Однажды ночью видит Иосиф сон, как снопы его братьев стали вокруг его снопа посреди поля и поклонились его снопу. Отец наказывает его за то, что он хотел возвыситься надо всеми. Он посылает его в Дофан, где братья его пасут свои стада. Они же хватают его, разрывают его одежды и бросают его в яму. После этого умышляют они, как им убить его. Мимо проходит караван торговцев, направляясь в Египет. Иуда, один из братьев, который носит то же имя, что я, предлагает продать им Иосифа.
То же случилось и с человеком, перед которым мы все склонились. Каждый из нас предал его, все мы были в заговоре против него. Из учеников не было ни единого, кто бы не помышлял об убийстве Учителя. Я был единственный, кто за деньги продал его иноплеменникам, дабы воспрепятствовать тому, чтобы кровь его пала на нас.

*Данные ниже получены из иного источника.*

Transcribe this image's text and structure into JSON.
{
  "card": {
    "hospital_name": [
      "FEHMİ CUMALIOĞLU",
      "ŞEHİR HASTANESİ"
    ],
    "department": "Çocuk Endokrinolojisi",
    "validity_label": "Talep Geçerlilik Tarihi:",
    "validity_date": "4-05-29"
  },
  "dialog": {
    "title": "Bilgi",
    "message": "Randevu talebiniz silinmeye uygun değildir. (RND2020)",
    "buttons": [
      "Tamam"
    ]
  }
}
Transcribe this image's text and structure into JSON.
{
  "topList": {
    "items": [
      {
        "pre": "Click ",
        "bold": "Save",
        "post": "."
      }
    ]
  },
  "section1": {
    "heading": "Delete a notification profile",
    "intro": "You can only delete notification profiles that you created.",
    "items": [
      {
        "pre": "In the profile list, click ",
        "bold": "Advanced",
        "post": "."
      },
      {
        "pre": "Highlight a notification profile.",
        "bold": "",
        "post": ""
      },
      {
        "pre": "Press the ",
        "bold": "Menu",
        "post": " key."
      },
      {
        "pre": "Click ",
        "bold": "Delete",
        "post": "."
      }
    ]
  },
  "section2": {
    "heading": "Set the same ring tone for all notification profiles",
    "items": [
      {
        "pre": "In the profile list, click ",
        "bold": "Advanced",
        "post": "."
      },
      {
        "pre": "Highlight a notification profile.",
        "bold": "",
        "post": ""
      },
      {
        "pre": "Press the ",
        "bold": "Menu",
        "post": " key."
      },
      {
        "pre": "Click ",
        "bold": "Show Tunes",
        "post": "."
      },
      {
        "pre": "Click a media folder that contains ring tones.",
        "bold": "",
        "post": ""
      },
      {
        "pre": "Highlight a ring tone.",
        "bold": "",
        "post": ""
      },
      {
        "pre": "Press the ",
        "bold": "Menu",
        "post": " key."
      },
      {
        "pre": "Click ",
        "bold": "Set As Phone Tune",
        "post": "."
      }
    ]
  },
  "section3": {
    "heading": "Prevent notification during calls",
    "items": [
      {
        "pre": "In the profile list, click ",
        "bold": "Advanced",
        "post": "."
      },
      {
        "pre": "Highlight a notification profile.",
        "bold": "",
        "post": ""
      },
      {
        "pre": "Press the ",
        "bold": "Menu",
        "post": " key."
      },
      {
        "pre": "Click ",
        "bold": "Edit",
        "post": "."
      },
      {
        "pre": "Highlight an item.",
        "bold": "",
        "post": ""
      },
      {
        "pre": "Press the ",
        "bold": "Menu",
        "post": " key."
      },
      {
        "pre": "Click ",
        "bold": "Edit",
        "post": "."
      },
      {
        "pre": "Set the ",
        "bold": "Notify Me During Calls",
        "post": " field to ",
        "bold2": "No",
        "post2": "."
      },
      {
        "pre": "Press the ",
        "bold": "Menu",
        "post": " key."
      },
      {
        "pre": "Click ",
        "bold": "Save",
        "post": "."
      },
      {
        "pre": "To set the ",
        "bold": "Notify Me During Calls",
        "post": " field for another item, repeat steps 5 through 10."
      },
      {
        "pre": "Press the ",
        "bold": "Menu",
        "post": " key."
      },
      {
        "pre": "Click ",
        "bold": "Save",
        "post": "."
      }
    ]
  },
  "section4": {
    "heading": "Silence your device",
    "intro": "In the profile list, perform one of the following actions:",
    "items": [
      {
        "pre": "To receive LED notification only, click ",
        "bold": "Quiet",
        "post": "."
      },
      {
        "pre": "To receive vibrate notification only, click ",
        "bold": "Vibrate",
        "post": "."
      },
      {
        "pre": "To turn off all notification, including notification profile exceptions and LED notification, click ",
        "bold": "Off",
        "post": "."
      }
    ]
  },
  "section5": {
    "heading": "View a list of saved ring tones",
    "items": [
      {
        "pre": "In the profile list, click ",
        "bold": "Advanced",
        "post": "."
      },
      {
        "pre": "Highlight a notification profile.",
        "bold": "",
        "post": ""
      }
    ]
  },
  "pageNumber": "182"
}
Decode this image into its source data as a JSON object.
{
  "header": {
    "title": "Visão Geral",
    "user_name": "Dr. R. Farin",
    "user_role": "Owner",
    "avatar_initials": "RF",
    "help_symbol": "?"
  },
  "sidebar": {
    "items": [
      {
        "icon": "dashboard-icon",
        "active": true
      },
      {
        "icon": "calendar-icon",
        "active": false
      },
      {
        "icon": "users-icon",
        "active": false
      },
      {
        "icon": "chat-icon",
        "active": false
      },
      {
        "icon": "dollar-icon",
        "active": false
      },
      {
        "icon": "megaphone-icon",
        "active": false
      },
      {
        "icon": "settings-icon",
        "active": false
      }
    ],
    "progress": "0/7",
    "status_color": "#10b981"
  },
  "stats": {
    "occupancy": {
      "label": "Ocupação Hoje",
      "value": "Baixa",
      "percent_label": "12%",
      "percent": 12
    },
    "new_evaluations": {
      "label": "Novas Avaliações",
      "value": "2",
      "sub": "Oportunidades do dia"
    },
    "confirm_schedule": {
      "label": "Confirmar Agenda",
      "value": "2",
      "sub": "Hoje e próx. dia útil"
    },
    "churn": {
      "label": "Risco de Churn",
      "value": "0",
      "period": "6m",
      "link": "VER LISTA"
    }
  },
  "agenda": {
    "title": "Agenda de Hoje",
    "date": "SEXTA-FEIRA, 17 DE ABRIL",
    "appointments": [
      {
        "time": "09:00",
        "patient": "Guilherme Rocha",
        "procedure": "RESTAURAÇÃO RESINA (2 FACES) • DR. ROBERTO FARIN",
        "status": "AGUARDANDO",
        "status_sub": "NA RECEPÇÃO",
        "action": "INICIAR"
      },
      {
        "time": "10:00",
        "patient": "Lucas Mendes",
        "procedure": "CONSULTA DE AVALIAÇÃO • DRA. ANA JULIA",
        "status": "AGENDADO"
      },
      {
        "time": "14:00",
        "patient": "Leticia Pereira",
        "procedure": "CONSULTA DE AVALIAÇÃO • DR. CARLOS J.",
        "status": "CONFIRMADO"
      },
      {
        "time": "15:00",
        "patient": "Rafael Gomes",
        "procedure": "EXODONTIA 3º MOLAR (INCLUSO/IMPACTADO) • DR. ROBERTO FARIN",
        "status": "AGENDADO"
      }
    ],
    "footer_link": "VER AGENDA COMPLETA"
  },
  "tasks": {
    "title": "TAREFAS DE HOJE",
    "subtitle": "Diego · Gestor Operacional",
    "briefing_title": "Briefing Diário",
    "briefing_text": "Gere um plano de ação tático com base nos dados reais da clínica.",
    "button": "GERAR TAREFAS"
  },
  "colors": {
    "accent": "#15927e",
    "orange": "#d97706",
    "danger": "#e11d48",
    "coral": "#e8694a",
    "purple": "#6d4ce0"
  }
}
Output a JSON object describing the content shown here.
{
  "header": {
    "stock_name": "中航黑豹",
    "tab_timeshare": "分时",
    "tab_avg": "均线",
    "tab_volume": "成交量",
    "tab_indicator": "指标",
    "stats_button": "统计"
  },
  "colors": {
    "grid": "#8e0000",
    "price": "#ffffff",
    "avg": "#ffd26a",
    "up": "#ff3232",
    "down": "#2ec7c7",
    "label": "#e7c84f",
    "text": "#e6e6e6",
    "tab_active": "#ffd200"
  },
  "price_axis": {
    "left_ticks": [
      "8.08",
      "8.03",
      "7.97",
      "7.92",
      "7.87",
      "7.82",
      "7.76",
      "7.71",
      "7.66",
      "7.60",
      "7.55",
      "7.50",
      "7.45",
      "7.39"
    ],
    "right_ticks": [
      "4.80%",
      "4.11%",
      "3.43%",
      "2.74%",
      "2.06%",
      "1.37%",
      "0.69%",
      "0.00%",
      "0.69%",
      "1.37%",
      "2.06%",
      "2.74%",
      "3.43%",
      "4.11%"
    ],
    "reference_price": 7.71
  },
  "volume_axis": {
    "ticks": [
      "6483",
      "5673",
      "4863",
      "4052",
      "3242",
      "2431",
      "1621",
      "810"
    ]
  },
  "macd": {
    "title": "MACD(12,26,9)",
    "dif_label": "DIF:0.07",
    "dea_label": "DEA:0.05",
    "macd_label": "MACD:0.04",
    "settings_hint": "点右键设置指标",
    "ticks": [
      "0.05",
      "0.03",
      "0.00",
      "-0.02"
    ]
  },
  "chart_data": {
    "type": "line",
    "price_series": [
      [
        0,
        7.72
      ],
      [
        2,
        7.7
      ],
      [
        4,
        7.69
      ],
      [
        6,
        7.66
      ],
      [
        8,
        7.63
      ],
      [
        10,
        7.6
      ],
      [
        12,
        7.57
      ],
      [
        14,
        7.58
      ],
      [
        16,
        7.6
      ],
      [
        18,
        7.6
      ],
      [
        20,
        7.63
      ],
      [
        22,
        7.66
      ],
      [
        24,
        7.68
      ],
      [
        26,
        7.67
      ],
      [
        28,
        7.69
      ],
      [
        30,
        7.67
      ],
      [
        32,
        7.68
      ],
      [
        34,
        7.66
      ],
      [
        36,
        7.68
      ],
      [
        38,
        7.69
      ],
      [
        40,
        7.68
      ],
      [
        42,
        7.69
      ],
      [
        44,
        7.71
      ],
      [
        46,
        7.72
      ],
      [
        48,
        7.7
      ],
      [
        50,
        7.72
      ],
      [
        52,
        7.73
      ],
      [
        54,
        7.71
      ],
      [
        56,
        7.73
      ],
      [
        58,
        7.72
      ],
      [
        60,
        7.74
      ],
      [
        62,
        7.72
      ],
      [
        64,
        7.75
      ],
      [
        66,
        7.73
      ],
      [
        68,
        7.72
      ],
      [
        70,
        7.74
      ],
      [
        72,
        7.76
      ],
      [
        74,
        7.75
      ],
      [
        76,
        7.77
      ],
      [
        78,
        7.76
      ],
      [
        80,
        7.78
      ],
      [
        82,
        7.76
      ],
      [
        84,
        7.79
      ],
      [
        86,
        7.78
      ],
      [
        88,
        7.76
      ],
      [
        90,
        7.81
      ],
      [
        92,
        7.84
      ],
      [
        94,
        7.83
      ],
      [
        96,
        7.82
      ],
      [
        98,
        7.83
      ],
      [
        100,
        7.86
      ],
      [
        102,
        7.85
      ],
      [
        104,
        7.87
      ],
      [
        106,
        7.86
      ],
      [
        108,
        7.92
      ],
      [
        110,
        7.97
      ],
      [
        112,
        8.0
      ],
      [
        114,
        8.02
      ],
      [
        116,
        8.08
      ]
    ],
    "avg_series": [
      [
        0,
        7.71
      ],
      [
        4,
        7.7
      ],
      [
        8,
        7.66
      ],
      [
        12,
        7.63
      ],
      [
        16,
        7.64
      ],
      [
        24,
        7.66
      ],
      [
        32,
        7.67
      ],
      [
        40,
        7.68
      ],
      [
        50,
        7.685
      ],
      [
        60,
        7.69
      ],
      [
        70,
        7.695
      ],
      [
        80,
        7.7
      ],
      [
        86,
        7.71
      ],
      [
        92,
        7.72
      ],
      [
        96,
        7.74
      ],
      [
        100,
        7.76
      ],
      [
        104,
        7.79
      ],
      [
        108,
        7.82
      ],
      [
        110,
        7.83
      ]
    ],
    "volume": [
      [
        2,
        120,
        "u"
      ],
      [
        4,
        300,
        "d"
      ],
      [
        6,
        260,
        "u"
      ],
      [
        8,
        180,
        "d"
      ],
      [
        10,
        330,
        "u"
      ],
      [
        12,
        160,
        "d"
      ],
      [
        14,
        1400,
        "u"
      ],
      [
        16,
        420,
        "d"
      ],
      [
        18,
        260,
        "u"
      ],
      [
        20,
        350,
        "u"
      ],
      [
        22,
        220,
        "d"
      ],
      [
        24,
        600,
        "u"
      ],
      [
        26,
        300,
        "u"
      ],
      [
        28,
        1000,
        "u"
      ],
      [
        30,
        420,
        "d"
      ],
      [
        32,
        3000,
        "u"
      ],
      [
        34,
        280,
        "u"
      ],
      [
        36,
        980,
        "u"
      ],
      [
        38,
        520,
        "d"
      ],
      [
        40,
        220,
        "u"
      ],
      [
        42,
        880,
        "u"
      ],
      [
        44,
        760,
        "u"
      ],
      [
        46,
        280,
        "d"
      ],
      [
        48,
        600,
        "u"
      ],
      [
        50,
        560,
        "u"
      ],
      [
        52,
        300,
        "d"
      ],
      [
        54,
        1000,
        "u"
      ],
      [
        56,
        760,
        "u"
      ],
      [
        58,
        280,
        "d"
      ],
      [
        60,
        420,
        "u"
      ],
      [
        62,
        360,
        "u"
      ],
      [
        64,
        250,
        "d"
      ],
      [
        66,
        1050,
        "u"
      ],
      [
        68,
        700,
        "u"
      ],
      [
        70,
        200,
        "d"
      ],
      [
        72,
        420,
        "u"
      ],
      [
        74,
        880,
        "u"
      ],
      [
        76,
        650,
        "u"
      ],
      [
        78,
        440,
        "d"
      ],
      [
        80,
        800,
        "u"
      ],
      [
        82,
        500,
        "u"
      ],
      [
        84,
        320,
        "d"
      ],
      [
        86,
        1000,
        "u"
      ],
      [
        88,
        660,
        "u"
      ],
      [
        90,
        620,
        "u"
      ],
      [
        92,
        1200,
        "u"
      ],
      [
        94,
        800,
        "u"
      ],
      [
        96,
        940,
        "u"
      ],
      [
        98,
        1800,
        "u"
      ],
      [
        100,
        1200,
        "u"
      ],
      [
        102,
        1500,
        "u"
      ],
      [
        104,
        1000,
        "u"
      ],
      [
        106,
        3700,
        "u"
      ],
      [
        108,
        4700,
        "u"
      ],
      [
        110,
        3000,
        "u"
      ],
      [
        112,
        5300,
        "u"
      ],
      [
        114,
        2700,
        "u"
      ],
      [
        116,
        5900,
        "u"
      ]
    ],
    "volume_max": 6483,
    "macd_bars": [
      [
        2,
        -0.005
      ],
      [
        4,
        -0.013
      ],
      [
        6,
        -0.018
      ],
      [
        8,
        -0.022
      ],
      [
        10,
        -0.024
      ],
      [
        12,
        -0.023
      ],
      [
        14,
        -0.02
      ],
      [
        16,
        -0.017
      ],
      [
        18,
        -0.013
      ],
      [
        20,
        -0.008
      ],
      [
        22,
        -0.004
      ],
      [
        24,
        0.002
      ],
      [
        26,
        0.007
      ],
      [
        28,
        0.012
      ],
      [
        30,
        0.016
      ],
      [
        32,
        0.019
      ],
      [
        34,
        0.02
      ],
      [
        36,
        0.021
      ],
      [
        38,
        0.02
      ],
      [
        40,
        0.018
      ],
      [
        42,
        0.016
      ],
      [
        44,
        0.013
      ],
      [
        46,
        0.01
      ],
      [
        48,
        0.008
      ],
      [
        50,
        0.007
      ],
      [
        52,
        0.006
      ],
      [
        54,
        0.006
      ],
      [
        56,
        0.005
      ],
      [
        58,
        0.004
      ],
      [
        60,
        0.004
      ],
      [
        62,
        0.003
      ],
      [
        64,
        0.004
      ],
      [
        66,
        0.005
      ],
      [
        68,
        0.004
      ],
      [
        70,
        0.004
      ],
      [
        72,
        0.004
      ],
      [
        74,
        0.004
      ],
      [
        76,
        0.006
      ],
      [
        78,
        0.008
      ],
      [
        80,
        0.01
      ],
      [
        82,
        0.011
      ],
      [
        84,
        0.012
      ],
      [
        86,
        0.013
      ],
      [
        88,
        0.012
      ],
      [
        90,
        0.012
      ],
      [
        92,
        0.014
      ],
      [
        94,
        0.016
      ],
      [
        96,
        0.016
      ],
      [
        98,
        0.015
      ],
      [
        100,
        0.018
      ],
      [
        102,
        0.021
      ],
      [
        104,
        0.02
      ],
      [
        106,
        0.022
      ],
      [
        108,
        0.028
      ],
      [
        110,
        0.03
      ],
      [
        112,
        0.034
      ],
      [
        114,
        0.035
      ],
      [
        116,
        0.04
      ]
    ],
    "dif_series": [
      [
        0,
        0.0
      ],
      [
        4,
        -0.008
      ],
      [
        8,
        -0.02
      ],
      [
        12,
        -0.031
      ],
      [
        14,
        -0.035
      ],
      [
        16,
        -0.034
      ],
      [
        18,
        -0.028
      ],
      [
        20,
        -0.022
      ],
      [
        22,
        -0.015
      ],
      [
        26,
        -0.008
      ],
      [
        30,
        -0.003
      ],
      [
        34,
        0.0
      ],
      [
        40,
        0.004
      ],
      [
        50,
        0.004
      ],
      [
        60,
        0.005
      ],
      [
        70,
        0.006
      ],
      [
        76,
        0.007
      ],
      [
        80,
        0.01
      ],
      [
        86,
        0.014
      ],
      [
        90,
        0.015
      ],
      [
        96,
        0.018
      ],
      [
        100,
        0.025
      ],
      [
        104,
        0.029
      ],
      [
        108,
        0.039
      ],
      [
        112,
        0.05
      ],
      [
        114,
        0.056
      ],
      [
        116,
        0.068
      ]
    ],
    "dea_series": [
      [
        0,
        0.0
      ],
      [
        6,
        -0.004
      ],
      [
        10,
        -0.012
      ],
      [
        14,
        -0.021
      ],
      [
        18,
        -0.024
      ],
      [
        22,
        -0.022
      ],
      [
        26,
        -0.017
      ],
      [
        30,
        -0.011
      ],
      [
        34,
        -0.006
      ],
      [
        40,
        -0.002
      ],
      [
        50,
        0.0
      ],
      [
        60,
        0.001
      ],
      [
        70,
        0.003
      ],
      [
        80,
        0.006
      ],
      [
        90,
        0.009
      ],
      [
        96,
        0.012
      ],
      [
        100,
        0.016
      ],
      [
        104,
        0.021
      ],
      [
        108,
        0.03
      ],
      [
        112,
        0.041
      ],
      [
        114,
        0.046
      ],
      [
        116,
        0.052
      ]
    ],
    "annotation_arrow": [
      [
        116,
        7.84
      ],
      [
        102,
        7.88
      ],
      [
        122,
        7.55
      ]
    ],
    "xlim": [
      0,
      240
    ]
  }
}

Мытарь был первым, кто усомнился в нем. Торговец из Каппадокии рассказал им, как зачат был пророк их, Аполлоний Тианский. Однажды дух явился его будущей матери. Он предрек ей, что она понесет во чреве. Она не имела страха и спросила его, кого она произведет на свет. Дух отвечал: «Меня». – «Кто же ты?» – спросила она. Он отвечал: «Протей». Так звался в Египте бог превращений. Не таков ли и рассказ о рождении Учителя нашего?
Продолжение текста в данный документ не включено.